Trolley wire manufacturing by Conform process
Appears in 2 lectures.
Appearances across the corpus
Phelps Dodge produced trolley wire by the Conform process (invented at a UK national lab), which knead-deforms powder/rod through a circular cavity to ~1,000% equivalent plastic strain. Output had near-superplastic elongation. British purchasers attempted to reject the wire on a too-much-elongation specification reading — Tom alludes to legal consequences (lost passports).
Remember the trolley wire I sent around? Phelps Dodge made that by something called the Conform process. It was invented over at a National Laboratory in Great Britain. Conform was a great big hydraulic machine — you could throw powder into the machine, and it had a circular die, a circular cavity, and it was sort of like kneading. It would take all those powders, and they get 1,000% equivalent plastic strain. You can put lead through there, you can put aluminum — you're starting to reach the limit with copper. The loads are so high that if you try to put steel through, all you're going to do is crack your steel dies. The steel is not strong enough to deform steel that much. You can deform aluminum because it's soft, you can sort of do copper, you can't do brass very easily — you'll crack your dies, almost no die life. The stuff comes out, and you may have an effective area reduction of 80% from some rod you put in. But the cold-worked redundant deformation could be 99% reduction in area. It's like taking it and kneading that dough over and over in redundant deformation. Very energy intensive process, but you end up with a tremendous amount of stored work, very fine grain size, until that stuff was almost superplastic, which is why it had such good elongation. So much that the British guys who wanted to make an extra two million dollars profit said, oh, you don't make our spec because you had too much elongation, you were too ductile — as if having too much ductility is a bad thing. I don't know that any of them went to jail, but I think they were certainly scared when they lost their passports.
Tom passes a section of trolley wire around the class while explaining the Conform extrusion process. The wire is the artifact; the case is the process. Includes Tom's own failed attempt to use Conform for copper-niobium superconductor wire 30 years earlier (broken dies).

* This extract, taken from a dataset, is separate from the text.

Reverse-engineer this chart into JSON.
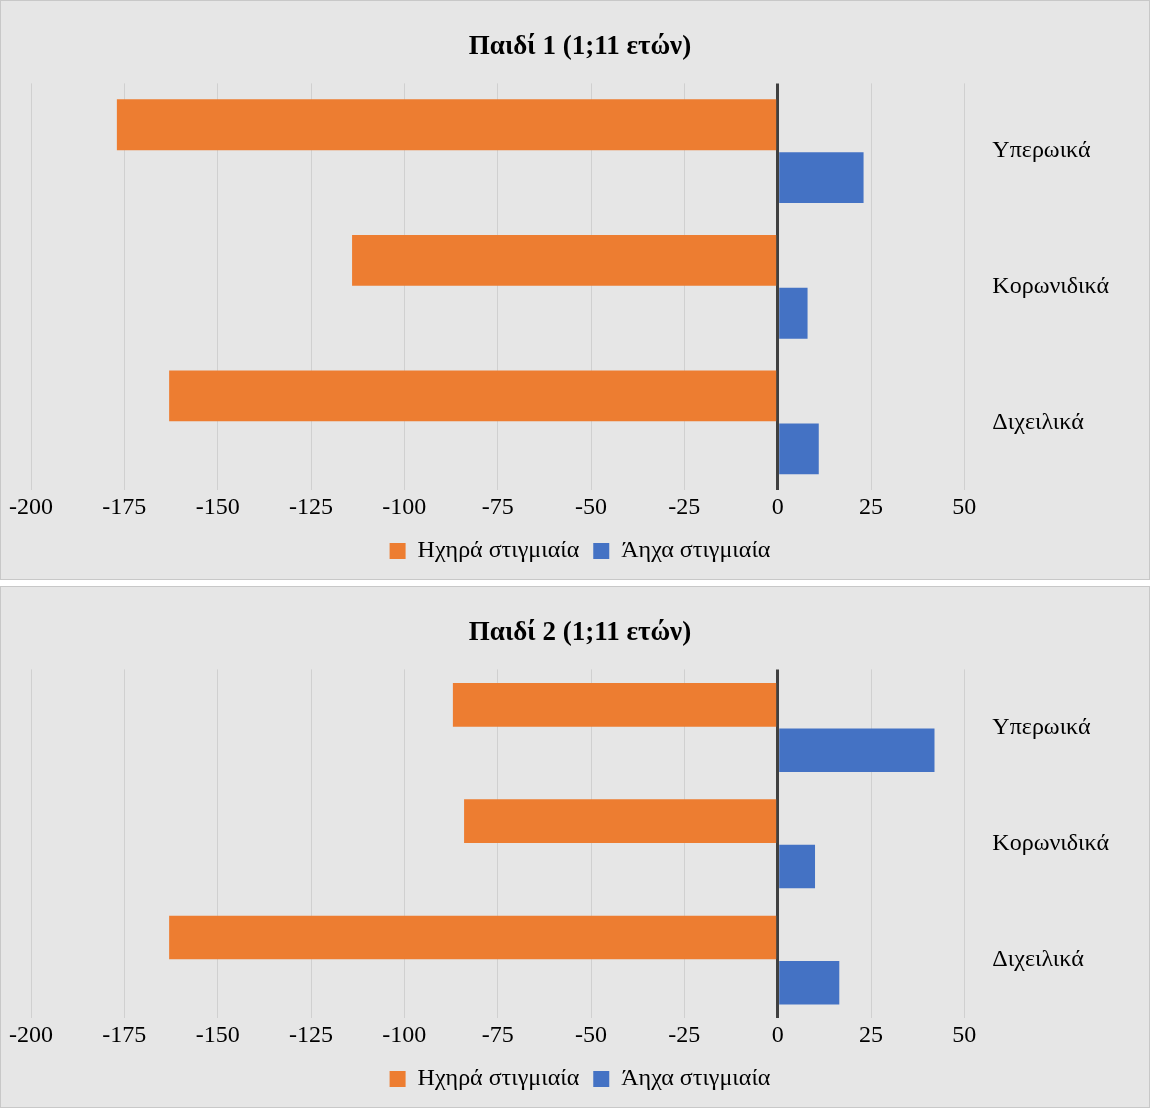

I mentioned Conform before. [Tom passes around a section of trolley wire.] This is a commercial Conform machine. Conform is the way they made this trolley wire. It's an extrusion process developed in the late 60s, early 70s at a British national laboratory — an energy laboratory doing work for the nuclear business. Some guys were doing basic research, and you basically pour some powder into a rotating channel, and at the end of the channel, just by friction, all this powder is being consolidated and churned together. The working end is this big circular thing right here. You've got powder filling in here, this is the motor to run it — a big motor. Conform stands for continuous forming. As long as you pour the powder in, you're mechanically working it, and you're getting tremendous redundancy. If you wanted to figure out some delta for this operation, it'd be like a thousand. You're kneading the powders, cold welding them together, and you end up with a tremendous amount of mechanical work in the alloy.